STA 4274H -- STATISTICAL INVERSE PROBLEMS

`Statistical inverse problems' refers to situations where we can get data in one `domain', but our interest lies in another domain where measurements cannot be taken. This subject has a high-tech flavour and is the focus of much current research. Two typical kinds of statistical inverse problems, both of which will be discussed in this course, are as follows:

(1) In a typical problem of STEREOLOGY physiologists must estimate the distribution of the radii of spherical `neuron vesicles' distributed throughout tissue. Since it is not possible to measure these directly, a thin slice of tissue is taken and examined under an electron microscope. This two-dimensional slice intersects with some of the spheres, and we can measure the radii of the `circular sections' seen in the slice. However the distribution of radii of circles in the 2-D slice differs from the distribution of radii of the spheres in 3-D space. These two distributions are related through integral equations, but it turns out that estimating the two-dimensional distribution and simply `transforming' is not statistically effective.

So how does one attack such problems?

(2) A typical problem of MEDICAL TOMOGRAPHIC IMAGING is POSITRON EMISSION TOMOGRAPHY (or PET). Here a radioactive substance is injected and travels to the brain, where about one million `positron emissions' occur. What is needed is the density function of the points where these emissions occur, since this gives a picture of the structure of tissue in the brain. However due to the physics of the situation it is not possible to observe the points of emission. We can however observe about one million randomly oriented lines, each of which which passes through one of the emission points. Reconstructing PET scan images from data of this type is an important statistical problem.


GRADING: Based on individual projects. Students may choose either a theoretical or an applied (e.g. computational) topic (or a combination of these) depending on their interests. An example of such a project would be to read a paper in the field and give a written (or oral) exposition on its contents.

Permission of the instructor is required.


Some References:

Bertero, M. and Boccacci, P. (1998). Introduction to Inverse Problems in Imaging. Institute of Physics Publishing, Philadelphia, Pa.
Bracewell, R.N. (1968). The Fourier Transform and its Applications.
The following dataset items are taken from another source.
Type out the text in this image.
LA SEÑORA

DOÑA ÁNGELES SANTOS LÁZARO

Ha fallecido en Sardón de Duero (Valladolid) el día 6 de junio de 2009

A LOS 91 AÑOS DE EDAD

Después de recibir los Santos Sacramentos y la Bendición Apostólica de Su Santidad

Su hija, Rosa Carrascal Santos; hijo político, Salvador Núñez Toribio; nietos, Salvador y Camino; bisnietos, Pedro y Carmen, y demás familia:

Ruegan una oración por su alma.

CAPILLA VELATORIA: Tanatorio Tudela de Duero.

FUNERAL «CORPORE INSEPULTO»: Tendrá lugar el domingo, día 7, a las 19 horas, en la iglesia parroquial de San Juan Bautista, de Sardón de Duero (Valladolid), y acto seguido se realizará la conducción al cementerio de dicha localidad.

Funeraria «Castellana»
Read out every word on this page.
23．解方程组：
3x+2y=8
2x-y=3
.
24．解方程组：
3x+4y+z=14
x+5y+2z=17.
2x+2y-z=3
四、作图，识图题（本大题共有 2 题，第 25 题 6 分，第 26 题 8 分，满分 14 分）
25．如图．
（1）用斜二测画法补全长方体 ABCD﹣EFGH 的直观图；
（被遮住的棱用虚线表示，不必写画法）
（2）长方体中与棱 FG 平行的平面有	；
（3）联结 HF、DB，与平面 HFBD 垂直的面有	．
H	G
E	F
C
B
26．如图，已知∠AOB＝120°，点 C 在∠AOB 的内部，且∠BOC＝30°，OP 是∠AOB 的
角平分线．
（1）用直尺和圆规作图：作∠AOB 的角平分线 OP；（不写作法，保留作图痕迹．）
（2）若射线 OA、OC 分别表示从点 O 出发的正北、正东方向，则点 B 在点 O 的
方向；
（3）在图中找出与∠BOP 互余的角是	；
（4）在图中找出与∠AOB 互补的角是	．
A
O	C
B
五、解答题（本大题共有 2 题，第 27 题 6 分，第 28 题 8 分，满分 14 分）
McGraw-Hill.
Deans, S.R. (1983). The Radon Transform and Some of its Applications. Wiley.
Fan, J. (1991). On the optimal rates of convergence for nonparametric deconvolution problems. Ann. Statist., 19, 1257-1272.
Feuerverger and Vardi. (2000). Positron emission tomography and random coefficients regression. Annals of the Institute of Statistical Mathematics (Tokyo). Vol. 52, No. 1, 123-138.
Herman, G.T. (1980). Image Reconstruction From Projections: The Fundamentals of Computerized Tomography. Academic.
Hochstadt, H. (1973). Integral Equations. Wiley.
Kak, A.C. and Slaney, M. (1988). Principles of Computerized Tomographic Imaging. IEEE Press, New York.
Lewitt, R.M. (1983). Reconstruction algorithms: Transform methods. Proc. IEEE, 71, 390-408.
O'Sullivan, F. (1986). A statistical perspective on ill-posed inverse problems (with discussion). Statistical Science, 1, 1986, 502-527.
Shepp, L.A. and Kruskal, J.B. (1978). Computerized tomography: The new medical X-ray technology. Amer. Math. Monthly, 420-438.
Vardi, Y., Shepp. L.A. and Kaufman, L. (1985). A statistical model for positron emission tomography (with discussion). J. Amer. Statist. Assoc., 80, 8-37.
Walther, G. (1997). On a conjecture concerning a theorem of Cramer and Wold. J. Mult. Anal., 63, 313-319.
Wicksell, S.D. (1925, 1926). The corpuscle problem, Pt. I: A mathematical study of a biometric problem. Biometrica, 17, 84-99; Pt. II 1926, 18, 151-172.